Попытки Выговского противостоять неблагоприятной внешней обстановке были сведены на нет резким ухудшением внутренней ситуации. Оппозиция, выступающая против гетмана и казацкой старшины, против административной системы гетманства, против сильной власти и жесткого порядка, всегда существовала в Украине. Эти анархические тенденции, своеволие и бунтарство возглавлялись запорожцами, не признававшими ничьей власти. Сторонники этих анархических тенденций преобладали среди так называемых «новых казаков», т. е. тех, кто стал казаками во времена восстания Хмельницкого, приняв в нем участие. В большинстве своем это были бывшие вольные и крепостные крестьяне, поддерживавшие гетмана, пока война приносила им хорошую добычу, и готовые растерзать своих лидеров после первых же неудач. Хмельницкому (как в свое время Сагайдачному) приходилось бороться с этой напастью на протяжении почти всего своего гетманства, особенно в мирные периоды, когда остро вставал вопрос о содержании «показаченных». Жесткая политика Богдана, с одной стороны, и его огромный личный авторитет – с другой, не позволили этим бунтам перерасти в серьезную угрозу гетманской власти69.

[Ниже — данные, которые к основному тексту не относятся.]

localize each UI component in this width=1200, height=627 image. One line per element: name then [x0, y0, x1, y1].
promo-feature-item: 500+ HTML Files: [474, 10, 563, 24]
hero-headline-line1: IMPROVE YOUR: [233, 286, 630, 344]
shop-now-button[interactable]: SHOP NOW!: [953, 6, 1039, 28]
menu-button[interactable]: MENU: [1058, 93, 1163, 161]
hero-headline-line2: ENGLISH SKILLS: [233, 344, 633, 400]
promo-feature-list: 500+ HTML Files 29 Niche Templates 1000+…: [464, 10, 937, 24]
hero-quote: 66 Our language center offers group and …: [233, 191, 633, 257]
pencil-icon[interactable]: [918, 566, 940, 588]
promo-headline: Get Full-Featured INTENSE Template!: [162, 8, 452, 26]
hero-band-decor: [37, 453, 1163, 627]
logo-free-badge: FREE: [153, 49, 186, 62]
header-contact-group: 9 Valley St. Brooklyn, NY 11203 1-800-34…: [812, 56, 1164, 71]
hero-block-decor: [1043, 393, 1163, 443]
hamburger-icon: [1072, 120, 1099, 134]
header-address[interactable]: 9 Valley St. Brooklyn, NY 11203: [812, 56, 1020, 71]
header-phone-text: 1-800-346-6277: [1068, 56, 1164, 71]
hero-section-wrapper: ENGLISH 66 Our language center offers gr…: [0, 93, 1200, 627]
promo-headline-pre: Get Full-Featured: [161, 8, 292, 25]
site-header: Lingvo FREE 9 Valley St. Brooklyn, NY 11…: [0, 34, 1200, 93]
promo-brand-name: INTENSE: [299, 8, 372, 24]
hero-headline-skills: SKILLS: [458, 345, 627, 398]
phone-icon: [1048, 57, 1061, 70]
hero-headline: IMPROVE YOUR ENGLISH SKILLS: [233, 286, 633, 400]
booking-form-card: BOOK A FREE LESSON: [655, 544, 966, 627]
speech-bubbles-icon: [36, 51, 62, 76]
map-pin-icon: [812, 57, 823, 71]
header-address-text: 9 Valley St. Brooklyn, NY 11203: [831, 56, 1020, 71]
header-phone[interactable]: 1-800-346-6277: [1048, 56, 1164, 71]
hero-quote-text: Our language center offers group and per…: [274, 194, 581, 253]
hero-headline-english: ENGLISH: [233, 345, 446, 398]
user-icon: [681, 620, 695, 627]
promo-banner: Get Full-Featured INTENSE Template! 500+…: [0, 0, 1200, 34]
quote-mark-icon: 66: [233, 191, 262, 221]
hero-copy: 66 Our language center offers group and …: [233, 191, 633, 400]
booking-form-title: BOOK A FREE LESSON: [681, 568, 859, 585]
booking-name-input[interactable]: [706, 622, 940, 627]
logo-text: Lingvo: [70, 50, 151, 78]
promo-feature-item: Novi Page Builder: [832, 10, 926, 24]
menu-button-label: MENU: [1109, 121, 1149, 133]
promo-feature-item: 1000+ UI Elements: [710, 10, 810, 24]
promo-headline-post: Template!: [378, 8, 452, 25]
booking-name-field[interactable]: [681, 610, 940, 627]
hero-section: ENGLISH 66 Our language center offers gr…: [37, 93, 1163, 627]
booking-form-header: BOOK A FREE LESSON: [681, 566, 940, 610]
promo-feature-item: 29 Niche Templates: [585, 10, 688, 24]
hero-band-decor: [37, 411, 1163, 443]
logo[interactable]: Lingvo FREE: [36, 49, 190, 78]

Теперь все изменилось. Недовольство «черни» (или, как ее еще называли в Запорожье, сиромахи70) становится благодатной почвой для политических авантюристов, которые играют на популистских лозунгах с целью достижения гетманской власти. Уже в октябре 1657 года в Запорожье начался бунт, возглавил его кошевой атаман Яков Барабаш. Выговский организовал экономическую блокаду Запорожья, и вскоре Барабаша свергли. Но в декабре того же года Полтавский полковник Мартин Пушкарь начал восстание на территории своего полка71.
Восставшие обвиняли Выговского в «измене» за его сношения с Речью Посполитой и Крымом, за то, что он не был «природным казаком», но «литвином»72, к тому же женатым на польской шляхтянке. Они посылали письма и депутации в Москву, доказывая свою верность царю и прося о свержении Выговского. Правда, они не могли привести никаких веских доказательств его вины, но Москва, как оказалось, с большой симпатией отнеслась к гетманской оппозиции. Царское правительство, всегда жестоко подавлявшее любые бунты на своей территории, неожиданно сочувственно отнеслось к Пушкарю и Барабашу. В Москве принимали их послов, выслушивали их жалобы и уговаривали обе стороны жить в мире.
Москва ждала и наблюдала. Сильная оппозиция мешала гетману вести независимую политику и должна была заставить его стать гораздо более уступчивым. Вероятно, к тому времени в Москве еще окончательно не определились, кого они в итоге предпочли бы видеть в качестве гетмана – Выговского или Пушкаря. С одной стороны, там, безусловно, хотели иметь гетманом человека, в чьей верности они были абсолютно уверены, но с другой – испытывали естественные опасение и недоверие к бунтарям.
Эта выжидательная политика провоцировала разрастание бунта. Восставшие были убеждены в поддержке Москвы, а позиция гетмана становилась день ото дня все более шаткой. В конечном счете ситуация вышла из-под контроля всех участников конфликта. В начале февраля 1658 года происходит первое открытое столкновение восставших с войсками Выговского, и территория Полтавского и Миргородского полков превращается в арену для братоубийственной войны. Гетманская власть держится на волоске, а Москва, успокоенная клятвенными заверениями восставших в своей верности, по-прежнему колеблется, чью сторону занять73.